The problem with such theoretical arguments is that, for many, it does not answer the practical question of why, really, we should let scumbags of the Earth express themselves freely, especially when their own discourse would tend to go against the very basis that make such freedom possible.
Luckily, we had a perfect case handed over to us last month.
In France as in every other country, the fuss over the Danish caricatures of the prophet Muhammad was loud and mighty. Perhaps particularly loud, due to its fairly large muslim community and the recurrent issues around their integration or lack thereof and the fair amount of institutionalized discrimination that pervades French society. You may remember these issues from last November under such headlines as: “French youth riot in the Parisian suburbs” (if you watch the BBC) or “Muslims taking over France by fire and violence” (if Fox news is your poison).
Anyway, while the controversy in other countries wasn’t in fact so much a “controversy” as angry mobs burning embassies in some countries and people shrugging it off in others, in France, things were slightly different. French people, you see: they were in a pickle.
On one hand, there’s that whole thing about Voltaire, saying what you will etc. etc.
But this is also the country called home by a very large muslim population, as well as a not-so-small muslim-hating population. Anything suspected of condoning the latter’s hatred of the former is understandably not seen with a kind eye.
The whole situation ended up in a bunch of furiously absurd group alliances and enough paradoxes to make your head explode.

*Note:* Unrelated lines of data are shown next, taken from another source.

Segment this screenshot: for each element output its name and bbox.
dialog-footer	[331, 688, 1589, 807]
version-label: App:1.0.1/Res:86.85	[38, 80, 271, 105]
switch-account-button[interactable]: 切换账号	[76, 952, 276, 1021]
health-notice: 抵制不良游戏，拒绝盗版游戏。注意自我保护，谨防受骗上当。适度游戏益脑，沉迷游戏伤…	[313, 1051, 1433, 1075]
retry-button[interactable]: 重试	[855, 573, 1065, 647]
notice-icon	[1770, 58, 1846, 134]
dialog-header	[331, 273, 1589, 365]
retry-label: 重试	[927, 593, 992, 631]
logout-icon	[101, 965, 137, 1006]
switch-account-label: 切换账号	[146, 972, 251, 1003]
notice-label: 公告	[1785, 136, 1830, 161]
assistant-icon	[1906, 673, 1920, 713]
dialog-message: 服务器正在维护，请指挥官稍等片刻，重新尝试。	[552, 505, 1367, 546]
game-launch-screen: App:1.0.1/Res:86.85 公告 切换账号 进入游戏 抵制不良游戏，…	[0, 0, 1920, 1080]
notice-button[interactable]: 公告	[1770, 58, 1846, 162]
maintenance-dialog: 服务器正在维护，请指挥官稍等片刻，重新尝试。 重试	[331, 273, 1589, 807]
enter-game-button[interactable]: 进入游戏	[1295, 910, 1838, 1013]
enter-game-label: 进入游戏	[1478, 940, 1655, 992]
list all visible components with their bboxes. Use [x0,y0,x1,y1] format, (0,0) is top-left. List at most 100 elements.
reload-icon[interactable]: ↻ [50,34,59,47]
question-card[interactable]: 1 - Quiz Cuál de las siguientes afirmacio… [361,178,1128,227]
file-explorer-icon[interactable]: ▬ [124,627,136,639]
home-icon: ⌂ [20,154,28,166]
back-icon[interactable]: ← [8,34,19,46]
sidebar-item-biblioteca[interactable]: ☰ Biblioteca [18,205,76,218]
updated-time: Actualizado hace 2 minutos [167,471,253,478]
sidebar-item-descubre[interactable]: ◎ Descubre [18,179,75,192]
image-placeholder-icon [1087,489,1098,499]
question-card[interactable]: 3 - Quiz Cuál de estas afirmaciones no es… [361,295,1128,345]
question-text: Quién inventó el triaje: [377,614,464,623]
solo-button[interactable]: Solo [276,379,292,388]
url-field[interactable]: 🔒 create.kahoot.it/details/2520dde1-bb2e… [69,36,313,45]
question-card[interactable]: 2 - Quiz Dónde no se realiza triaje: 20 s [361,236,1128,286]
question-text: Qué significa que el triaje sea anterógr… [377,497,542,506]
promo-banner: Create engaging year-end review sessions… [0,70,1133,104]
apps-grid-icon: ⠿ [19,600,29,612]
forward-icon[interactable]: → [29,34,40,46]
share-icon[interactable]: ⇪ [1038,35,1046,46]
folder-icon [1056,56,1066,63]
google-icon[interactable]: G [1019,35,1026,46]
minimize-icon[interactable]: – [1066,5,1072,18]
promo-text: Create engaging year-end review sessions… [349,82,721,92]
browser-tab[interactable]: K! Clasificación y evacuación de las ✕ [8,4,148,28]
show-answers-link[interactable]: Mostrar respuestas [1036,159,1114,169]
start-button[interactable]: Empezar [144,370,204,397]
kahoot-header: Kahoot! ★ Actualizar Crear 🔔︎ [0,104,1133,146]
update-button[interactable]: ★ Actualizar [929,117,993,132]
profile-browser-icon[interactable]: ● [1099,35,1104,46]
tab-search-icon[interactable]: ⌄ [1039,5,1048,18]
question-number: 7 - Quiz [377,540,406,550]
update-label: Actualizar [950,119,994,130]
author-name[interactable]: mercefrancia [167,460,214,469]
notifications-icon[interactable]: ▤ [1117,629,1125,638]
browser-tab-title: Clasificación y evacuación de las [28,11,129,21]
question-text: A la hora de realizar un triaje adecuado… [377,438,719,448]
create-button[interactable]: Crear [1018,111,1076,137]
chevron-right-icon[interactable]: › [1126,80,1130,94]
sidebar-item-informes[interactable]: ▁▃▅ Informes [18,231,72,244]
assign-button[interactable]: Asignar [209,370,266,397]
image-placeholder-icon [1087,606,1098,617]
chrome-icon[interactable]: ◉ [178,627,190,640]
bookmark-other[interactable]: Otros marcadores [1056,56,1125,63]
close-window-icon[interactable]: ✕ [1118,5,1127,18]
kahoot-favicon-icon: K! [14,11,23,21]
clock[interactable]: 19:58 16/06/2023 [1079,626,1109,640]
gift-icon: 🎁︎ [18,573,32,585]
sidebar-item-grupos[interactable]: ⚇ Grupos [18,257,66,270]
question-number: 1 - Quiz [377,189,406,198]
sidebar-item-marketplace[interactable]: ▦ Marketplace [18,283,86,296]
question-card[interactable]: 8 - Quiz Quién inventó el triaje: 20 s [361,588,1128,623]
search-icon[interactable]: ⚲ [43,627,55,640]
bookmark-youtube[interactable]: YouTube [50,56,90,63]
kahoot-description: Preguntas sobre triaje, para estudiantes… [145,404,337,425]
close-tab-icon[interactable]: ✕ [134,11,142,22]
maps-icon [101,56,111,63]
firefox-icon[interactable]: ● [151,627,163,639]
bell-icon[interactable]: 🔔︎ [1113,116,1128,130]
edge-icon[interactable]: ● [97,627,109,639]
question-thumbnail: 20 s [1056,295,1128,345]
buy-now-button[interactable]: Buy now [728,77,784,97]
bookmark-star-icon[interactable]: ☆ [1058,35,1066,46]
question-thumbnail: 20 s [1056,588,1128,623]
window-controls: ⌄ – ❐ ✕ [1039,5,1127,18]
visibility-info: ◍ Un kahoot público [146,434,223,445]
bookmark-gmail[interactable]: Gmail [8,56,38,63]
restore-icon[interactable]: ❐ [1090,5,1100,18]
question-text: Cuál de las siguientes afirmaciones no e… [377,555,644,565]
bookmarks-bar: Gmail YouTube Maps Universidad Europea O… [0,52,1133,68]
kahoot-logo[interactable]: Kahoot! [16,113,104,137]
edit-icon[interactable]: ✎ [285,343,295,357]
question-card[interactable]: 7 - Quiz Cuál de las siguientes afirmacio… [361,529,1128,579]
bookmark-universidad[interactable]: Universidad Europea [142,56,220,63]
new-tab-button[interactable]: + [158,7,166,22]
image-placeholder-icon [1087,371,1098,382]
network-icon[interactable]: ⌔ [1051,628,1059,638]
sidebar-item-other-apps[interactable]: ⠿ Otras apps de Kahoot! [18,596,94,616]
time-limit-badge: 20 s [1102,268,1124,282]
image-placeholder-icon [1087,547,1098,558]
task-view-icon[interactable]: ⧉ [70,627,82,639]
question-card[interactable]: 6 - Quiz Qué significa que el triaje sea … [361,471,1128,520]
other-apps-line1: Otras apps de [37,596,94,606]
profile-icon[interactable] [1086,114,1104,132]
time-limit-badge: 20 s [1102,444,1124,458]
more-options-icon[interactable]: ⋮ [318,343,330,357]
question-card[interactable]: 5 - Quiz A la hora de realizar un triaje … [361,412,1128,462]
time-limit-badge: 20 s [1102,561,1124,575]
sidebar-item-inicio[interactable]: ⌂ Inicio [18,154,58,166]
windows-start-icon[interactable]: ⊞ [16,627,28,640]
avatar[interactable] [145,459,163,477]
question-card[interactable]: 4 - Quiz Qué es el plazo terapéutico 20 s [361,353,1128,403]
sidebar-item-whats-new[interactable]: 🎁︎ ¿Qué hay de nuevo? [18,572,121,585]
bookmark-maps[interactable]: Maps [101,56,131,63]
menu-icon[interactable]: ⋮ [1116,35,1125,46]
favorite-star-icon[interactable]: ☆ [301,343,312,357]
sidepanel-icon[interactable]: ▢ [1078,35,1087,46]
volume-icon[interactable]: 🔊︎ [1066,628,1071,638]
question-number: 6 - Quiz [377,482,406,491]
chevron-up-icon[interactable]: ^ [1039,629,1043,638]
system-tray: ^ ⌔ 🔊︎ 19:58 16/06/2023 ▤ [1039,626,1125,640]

Let’s go through a quick recap of what happened:
- Pictures are published in Denmark: some people find them in poor taste, others like them, but by and large, every French moderate initially agree that it is the unalienable right of a newspaper to openly mock a religion, all the while secretly breathing a sigh of relief that this controversy didn’t happen closer to home.
- A very left-leaning French satyric newspaper: Charlie Hebdo, publishes its own bunch of caricatures: admittedly less targeted at Arab nationals but no less direct in its attack of religions.
- A few [historically also left-leaning and usually moderate] associations start denouncing both attacks as racist and/or disrespectful of religious beliefs.
- Sure, sayeth the pro-caricature crowd, yet it is one’s right to be disrespectful of others’ beliefs in France as long as nobody gets hurt (physically, that is).
- Wait a minute, retort a few Muslim religious representatives: how about that law that says you cannot make disparaging comments in public against jews, black or any sort of ethnic, racial or sexual minority? What if the cartoons depicted bearded hasidim rabbis? Would they be legal still?
- And then in an unholy alliance of bigotry and common longing for the good ole’ days of the Holy Rack, most other organized religions join in and bring their unconditional support to their muslim brethren, in essence demanding that blasphemy be brought back under the scope of criminal law and all these wicked cartoons mocking Allah, the Pope or the Virgin Mary be burnt at the stake. After all, it wouldn’t require much rewording of existing anti-discriminatory laws, if any.
- At that point the legislator sighs and wonders what to do…
And that’s how you end up with clunky, subjectively applied laws, only upheld through a rather questionable process of manually singling out “disrespect toward religion” from “religious hatred”, assuming a clear difference even exists… This is also the point where any sane enlightened citizen of the modern ages realize the power of unabridged Freedom of Expression rights and the difficulty of trying to put an artificial limit to them.
Regarding the last part of my droning (which I intended to bring over more current matters of French work laws and the now-famous-and-defunct “CPE” law), I fear we’ll have to postpone that to a much later day, after I recover from my current news indigestion. Alternatively I may simply post the rough outline and call it a day. Either way, normal semi-legible blogging resumes now.